The objective of this study was to extend our previous findings by investigating in greater detail the mechanisms that might be involved in the antinociceptive action of p-methoxyl-diphenyl diselenide, (MeOPhSe)₂, in mice. The pretreatment with nitric oxide precursor, l-arginine (600 mg/kg, intraperitoneal, i.p.), reversed antinociception caused by (MeOPhSe)₂ (10 mg/kg, p.o.) or N^G-nitro-l-arginine (l-NOARG, 75 mg/kg, i.p.) in the glutamate test.
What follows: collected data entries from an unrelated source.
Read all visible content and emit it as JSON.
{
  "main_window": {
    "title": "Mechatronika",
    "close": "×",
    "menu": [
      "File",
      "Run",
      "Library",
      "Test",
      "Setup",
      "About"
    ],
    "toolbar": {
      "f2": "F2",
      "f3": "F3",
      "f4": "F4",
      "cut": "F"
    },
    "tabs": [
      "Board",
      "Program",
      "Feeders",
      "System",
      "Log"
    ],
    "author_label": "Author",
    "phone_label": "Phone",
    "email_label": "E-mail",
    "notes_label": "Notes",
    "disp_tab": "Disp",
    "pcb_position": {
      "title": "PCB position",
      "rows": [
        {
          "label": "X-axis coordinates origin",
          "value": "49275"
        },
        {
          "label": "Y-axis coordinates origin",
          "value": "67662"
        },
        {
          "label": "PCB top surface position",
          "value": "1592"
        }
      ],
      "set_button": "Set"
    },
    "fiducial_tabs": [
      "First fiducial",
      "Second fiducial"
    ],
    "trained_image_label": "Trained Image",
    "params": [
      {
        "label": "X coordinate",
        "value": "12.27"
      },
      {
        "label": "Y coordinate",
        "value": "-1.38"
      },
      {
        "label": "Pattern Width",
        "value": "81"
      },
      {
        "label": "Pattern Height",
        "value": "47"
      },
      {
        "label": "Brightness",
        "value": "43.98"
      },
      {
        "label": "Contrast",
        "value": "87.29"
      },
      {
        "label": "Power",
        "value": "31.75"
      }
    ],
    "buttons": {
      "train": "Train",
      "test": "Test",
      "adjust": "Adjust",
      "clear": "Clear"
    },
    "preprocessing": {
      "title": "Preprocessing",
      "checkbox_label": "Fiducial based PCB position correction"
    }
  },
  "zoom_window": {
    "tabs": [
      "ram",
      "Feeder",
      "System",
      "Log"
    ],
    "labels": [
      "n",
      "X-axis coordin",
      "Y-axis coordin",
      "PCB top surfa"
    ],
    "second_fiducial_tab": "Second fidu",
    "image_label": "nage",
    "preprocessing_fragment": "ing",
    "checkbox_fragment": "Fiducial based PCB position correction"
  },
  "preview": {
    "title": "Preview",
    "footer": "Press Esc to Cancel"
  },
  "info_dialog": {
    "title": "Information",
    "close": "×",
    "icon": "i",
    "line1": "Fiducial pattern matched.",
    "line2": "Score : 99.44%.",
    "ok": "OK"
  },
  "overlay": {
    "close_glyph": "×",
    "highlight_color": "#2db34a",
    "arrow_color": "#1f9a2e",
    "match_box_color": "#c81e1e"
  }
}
Ondansetron (0.5 mg/kg, i.p., a 5-HT₃ receptor antagonist) and SCH23390 (0.05 mg/kg, i.p.., a D₁ receptor antagonist) blocked the antinociceptive effect caused by (MeOPhSe)₂. Conversely, pindolol (1 mg/kg, i.p., a 5-HT_1A/_1B receptor/β adrenoceptor antagonist), WAY 100635 (0.7 mg/kg, i.p., a selective 5-HT_1A receptor antagonist), ketanserin (0.3 mg/kg, i.p., a selective 5-HT_2A receptor antagonist), prazosin (0.15 mg/kg, i.p., an α₁-adrenoreceptor antagonist), yohimbine (1.0 mg/kg, i.p., an α₂-adrenoreceptor antagonist), sulpiride (5 mg/kg, i.p., a D₂ receptor antagonist), naloxone (1 mg/kg, i.p., a non-selective opioid receptor antagonist) and caffeine (3 mg/kg, i.p., a non-selective adenosine receptor antagonist) did not change the antinociceptive effect of (MeOPhSe)₂. (MeOPhSe)₂ significantly inhibited nociception induced by intraplantar (i.pl.) injection of bradykinin (10 nmol/paw) and Des-Arg⁹-bradykinin (10 nmol/paw, a B₁ receptor agonist). (MeOPhSe)₂ significantly inhibited phorbol myristate acetate (PMA, 0.03 μg/paw, a protein kinase C (PKC) activator)-induced licking response. These results indicate that (MeOPhSe)₂ produced antinociception in mice through mechanisms that involve an interaction with nitrergic system, 5-HT₃ and D₁ receptors. The antinociceptive effect is related to (MeOPhSe)₂ ability to interact with kinin B₁ and B₂ receptors and PKC pathway mediated mechanisms.